Pengurus Nasdem Jateng Kompak Mundur

Koranbogor.com, – Jakarta
Menyusul langkah Sri Sultan Hamengku Buwono X, sejumlah pengurus dan simpatisan ormas Nasional Demokrat (Nasdem) di Jateng, kemarin, ramai-ramai mengundurkan diri dari organisasi tersebut, termasuk yang ikut mengundurkan diri adalah Wagub Jateng Rustriningsih, yang notabene menjabat Ketua Nasdem Jateng. Mereka mundur dengan alasan bahwa Nasdem sudah melenceng dari komitmen awal karena telah melahirkan partai dengan nama dan logo yang persis sama dengan organisasi tersebut.

Sementara itu, Sekjen Partai Golkar Idrus Marham menyatakan, Partai Golkar telah mengirim surat ke seluruh kader yang berisi imbauan agar mereka keluar dari ormas Nasdem atau keanggotaan mereka di Partai Golkar dicoret.

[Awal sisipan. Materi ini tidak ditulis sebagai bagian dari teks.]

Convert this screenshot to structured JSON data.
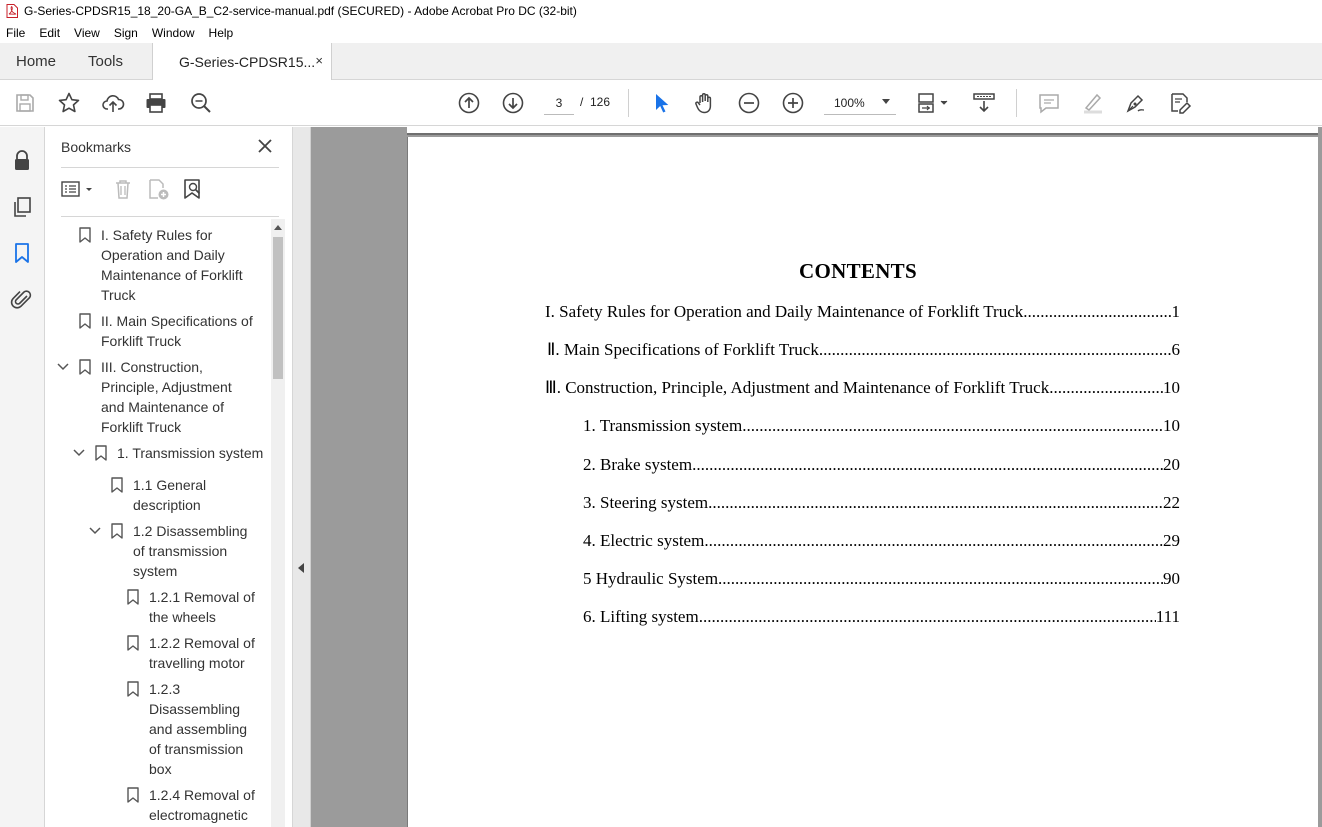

“Silakan pilih, Golkar atau Nasdem. Bagi yang tidak memilih Golkar, kami akan mengambil tindakan sesuai peraturan organisasi partai. Tindakannya, ya kita pecat. Kita anggap mereka sudah keluar,” ujar Idrus di Jakarta, kemarin.

Rustriningsih bersama sejumlah pengurus lain DPW Ormas Nasdem Jateng menyatakan mengundurkan diri dari organisasi tersebut setelah melangsungkan pertemuan dengan jajaran pengurus dan inisiator DPW Nasdem Jateng plus pengurus-pengurus tingkat daerah.

Menurut Rustriningsih, sekitar 70 persen pengurus, anggota, dan simpatisan ormas Nasdem di Jateng adalah pegawai negeri sipil (PNS).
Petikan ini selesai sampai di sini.